THE BLOG
09/20/2012 04:56 pm ET Updated Nov 20, 2012

The Campaign Language of Obama and Romney

Modern presidential campaigns are sensationalized in such a way that it can be difficult to recall the distant primary days. So while the campaign teams of Mitt Romney and Barack Obama continue punching it out ahead of November, this is a look back at each candidate's statements over 20 months (January 2011 to September 2012) derived from analysis of 37,591 unique quotations by Romney and 124,419 unique quotations by Obama identified in 150,000+ online sources by Recorded Future.

Here is the history of their campaigns:

Quotes Per Day

Romney Quotes - January 2011 to September 2012

Romney Quotes Timeline

Days with the most reported quotations: *Note: The "Unique" score above takes syndicated reports of the same quotation and only counts them once.

Obama Quotes - January 2011 to September 2012

There were more than 3x the number of unique quotations attributed to Obama (124,419) than to Romney (37,591) during the same time frame. The days with the most reported quotations are as follows: *Note: The "Unique" score above takes syndicated reports of the same quotation and only counts them once.

Most Commonly Used Words

Common Words in Romney Quotes - January 2011 to September 2012

The breakdown is not so surprising: criticism of Obama, use of "president" in self-reference to policy intentions, and terms like "jobs" and "economy". Language related foreign policy is notably absent as the campaign has focused on plans to improve the economy.

The context of "tax" versus "taxes" is also worth investigating given their prominence. The former often references his tax releases and Obamacare while the latter is heavily in reference to financial history and policy intentions.

Common Words in Obama Quotes - January 2011 to September 2012

What are the terms most used by Obama? The top four are "people", "president", "American", and "time". The first two terms are also present in Romney's "top four", and six of the top twelve most mentioned terms are the same for both candidates, perhaps establishing what we consider "presidential" language.

For Obama, "jobs" tops "tax", and "economy" and "country" appear a bit more frequently than they do in Romney's statements, the most notable difference in language is Romney's mentioning of Obama by name in his quotations while Romney appears in a smaller share of Obama's statements.

Shifts In Language Over Time

Share of Language in Romney Quotes

Here we can observe the emergence and dilution of particular themes over time. For instance, serving as a contrast to Obama has been key since the earliest days but the Florida primary effectively ended references to Newt Gingrich.

From recent months, we can spot the emergence of policy direction - "business" and "health plan" - as well as campaign strategy - a rise in references to his experience as governor of Massachusetts.

Share of Language in Obama Quotes

Picking up where the above commentary left off, we can see that while the share of Obama quotations mentioning Romney is relatively small compared to his use of other terms, mentions of Romney really picked up during June-July of 2012 in advance of the conventions.

There are also interesting bumps in the use of certain terms during significant events such as "world" and "United States" used at the time of Osama bin Laden's death and spikes in the use of "jobs" during periods of legislation and positive economic growth reports and relatively little use of the word at other times.

Share of Major Themes

Major Topics of Romney Quotations

It's easy to identify periods of time when Romney was forced to deviate from his preferred focus on the economy and government.

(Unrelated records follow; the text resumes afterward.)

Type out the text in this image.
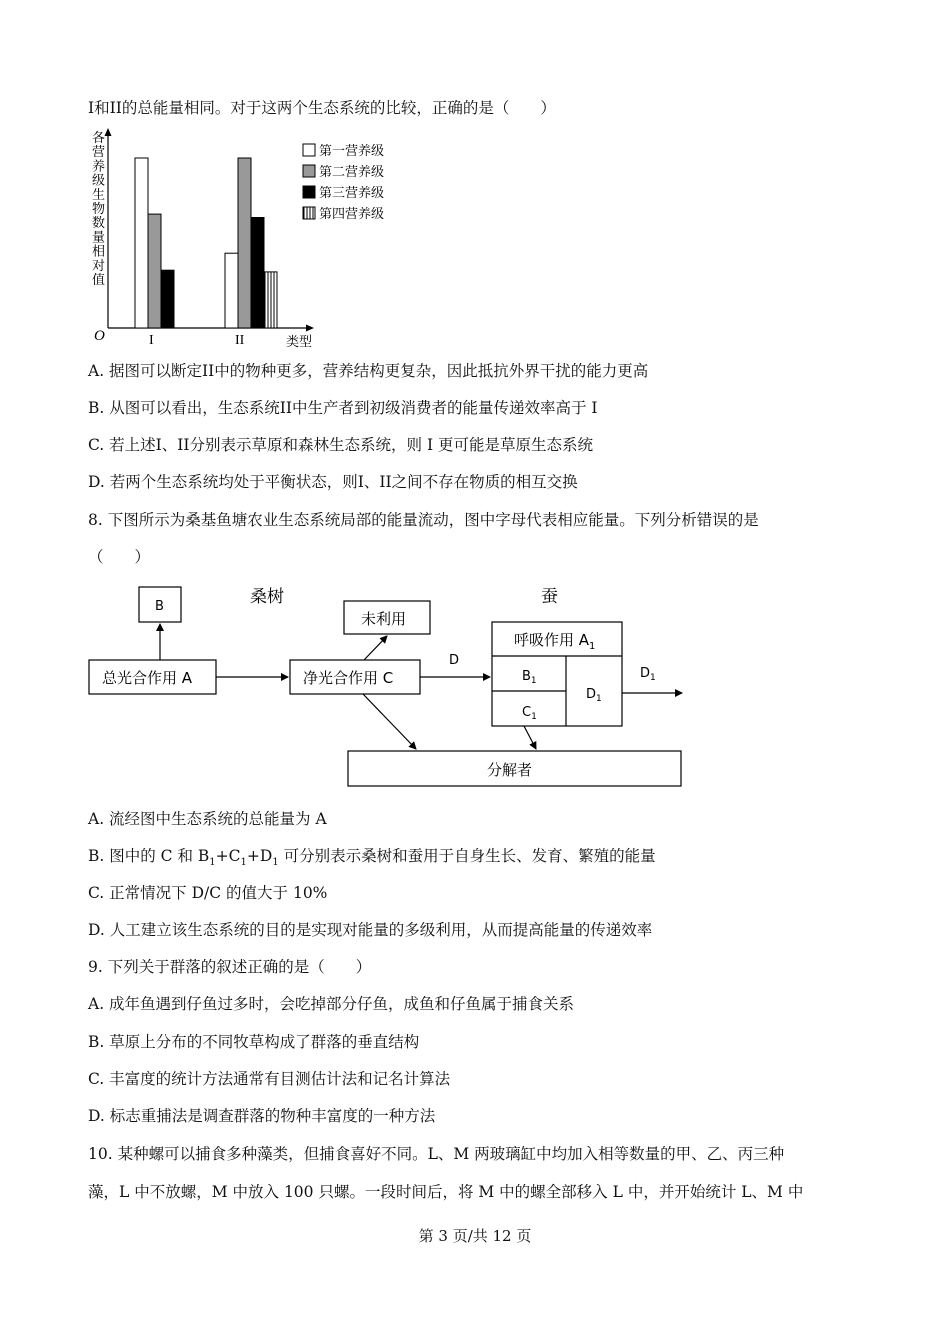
I和II的总能量相同。对于这两个生态系统的比较，正确的是（　　）
O	类型
各营养级生物数量相对值
I	II
第一营养级
第二营养级
第三营养级
第四营养级
A. 据图可以断定II中的物种更多，营养结构更复杂，因此抵抗外界干扰的能力更高
B. 从图可以看出，生态系统II中生产者到初级消费者的能量传递效率高于 I
C. 若上述I、II分别表示草原和森林生态系统，则 I 更可能是草原生态系统
D. 若两个生态系统均处于平衡状态，则I、II之间不存在物质的相互交换
8. 下图所示为桑基鱼塘农业生态系统局部的能量流动，图中字母代表相应能量。下列分析错误的是
（　　）
桑树	蚕
B
总光合作用 A	净光合作用 C
未利用
呼吸作用 $A_1$
$B_1$
$C_1$
$D_1$
分解者
D
$D_1$
A. 流经图中生态系统的总能量为 A
B. 图中的 C 和 $B_1+C_1+D_1$ 可分别表示桑树和蚕用于自身生长、发育、繁殖的能量
C. 正常情况下 D/C 的值大于 10%
D. 人工建立该生态系统的目的是实现对能量的多级利用，从而提高能量的传递效率
9. 下列关于群落的叙述正确的是（　　）
A. 成年鱼遇到仔鱼过多时，会吃掉部分仔鱼，成鱼和仔鱼属于捕食关系
B. 草原上分布的不同牧草构成了群落的垂直结构
C. 丰富度的统计方法通常有目测估计法和记名计算法
D. 标志重捕法是调查群落的物种丰富度的一种方法
10. 某种螺可以捕食多种藻类，但捕食喜好不同。L、M 两玻璃缸中均加入相等数量的甲、乙、丙三种
藻，L 中不放螺，M 中放入 100 只螺。一段时间后，将 M 中的螺全部移入 L 中，并开始统计 L、M 中
第 3 页/共 12 页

Particularly, the lead up to early 2012 primaries shows the disruptive force of Gingrich and the significant spike in mentions of Israel surrounding his late-July speech in Jerusalem.

Major Topics of Obama Quotations

For this final graph, we selected several major themes to see how they ebbed and flowed as major topics of discussion over the last 20 months. We can easily spot defining moments in both foreign policy - "military" in early 2011 related to Libya and "nuclear" in early 2012 related to Iran and Israel - and domestic policy as "debt" took center stage during the summer of 2011 and Romney surges as an issue beginning in March 2012.

How The Data Was Done


Using the Recorded Future API, we extracted a total of 232,884 quotes attributed to Barack Obama during the period between January 1, 2011 and September 10, 2012.

Of those quotes, 124,419 were unique, and the rest were duplicates with the same quote republished by different media, blogs etc. [Sometimes different sources will do very minor alterations to a quote, like omitting a word or changing punctuation, but we considered such minor difference as unique in this study.]

For each day, and over the entire period, we then calculated the set of most commonly used word, and filtered out "small words" like pronouns, "the", and "of". We then manually selected a set of words we consider indicative of different topics, and counted the relative use of those per day to produce the final graph.